Kuwait Cracks Down on Crypto Miners as Power Grid Buckles Under Pressure

16 May 2025 - 09:26 CEST
credit: artiemedvedev

Kuwait is launching a sweeping crackdown on cryptocurrency miners, blaming them for deepening the nation’s growing power crisis. 

The Ministry of Interior has begun raiding residential properties suspected of hosting unauthorized mining operations it described in a statement as an “unlawful exploitation of electrical power” that risks blackouts across homes, businesses, and essential services.

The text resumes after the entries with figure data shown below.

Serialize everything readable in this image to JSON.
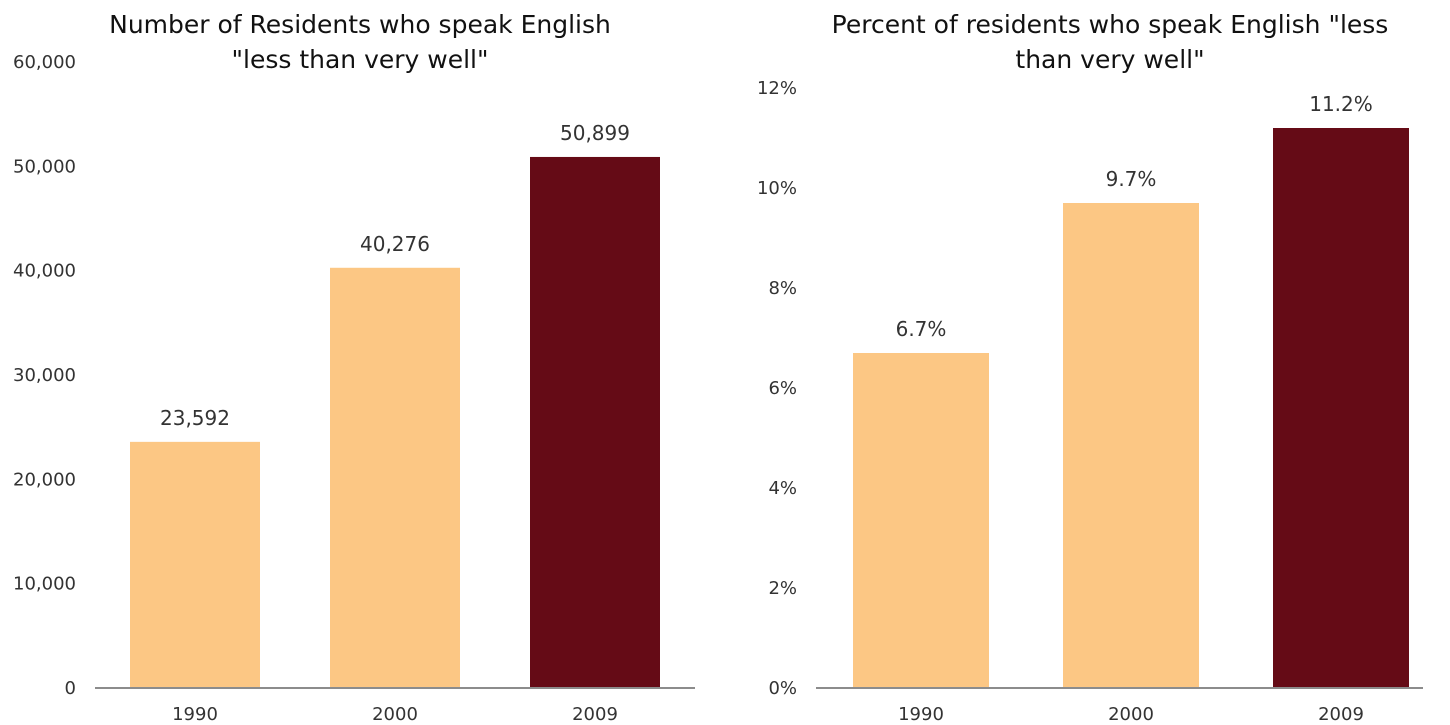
{
  "colors": {
    "light": "#fcc784",
    "dark": "#650b16",
    "axis": "#8c8c8c"
  },
  "chart_data": [
    {
      "type": "bar",
      "title_lines": [
        "Number of Residents who speak English",
        "\"less than very well\""
      ],
      "categories": [
        "1990",
        "2000",
        "2009"
      ],
      "values": [
        23592,
        40276,
        50899
      ],
      "value_labels": [
        "23,592",
        "40,276",
        "50,899"
      ],
      "ylim": [
        0,
        60000
      ],
      "yticks": [
        0,
        10000,
        20000,
        30000,
        40000,
        50000,
        60000
      ],
      "ytick_labels": [
        "0",
        "10,000",
        "20,000",
        "30,000",
        "40,000",
        "50,000",
        "60,000"
      ],
      "bar_colors": [
        "light",
        "light",
        "dark"
      ],
      "grid": false,
      "legend": "none"
    },
    {
      "type": "bar",
      "title_lines": [
        "Percent of residents who speak English \"less",
        "than very well\""
      ],
      "categories": [
        "1990",
        "2000",
        "2009"
      ],
      "values": [
        6.7,
        9.7,
        11.2
      ],
      "value_labels": [
        "6.7%",
        "9.7%",
        "11.2%"
      ],
      "ylim": [
        0,
        12
      ],
      "yticks": [
        0,
        2,
        4,
        6,
        8,
        10,
        12
      ],
      "ytick_labels": [
        "0%",
        "2%",
        "4%",
        "6%",
        "8%",
        "10%",
        "12%"
      ],
      "bar_colors": [
        "light",
        "light",
        "dark"
      ],
      "grid": false,
      "legend": "none"
    }
  ]
}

Mining operations are a burden on energy infrastructure

At the center of the crackdown is the Al-Wafrah region, where about 100 homes were reportedly using up to 20 times the electricity of a typical household due to mining setups. Following the raids, energy use in the area dropped by 55%, revealing the substantial strain these operations had placed on the grid.

Kuwait’s ultra-cheap, heavily subsidized electricity—among the most affordable globally—has long drawn interest from crypto miners. However, these rates have created significant challenges for the country’s aging power infrastructure, which already faces mounting pressure from surging population growth, rapid urbanization, rising summer temperatures, and chronic delays in plant maintenance. The result: widespread power outages and an urgent need to curb high-consumption activities.

Mining is now clearly targeted by regulators

While cryptocurrency trading is banned in Kuwait, mining had been operating in ambiguous legal area. The current enforcement push signals a policy shift, with regulators targeting over 1,000 suspected mining sites and initiating legal proceedings against those operating illegally.

This crackdown reveals a growing friction in energy-rich nations between the economic promise of digital assets and the management of limited energy infrastructure. Governments and regulators elsewhere are watching closely.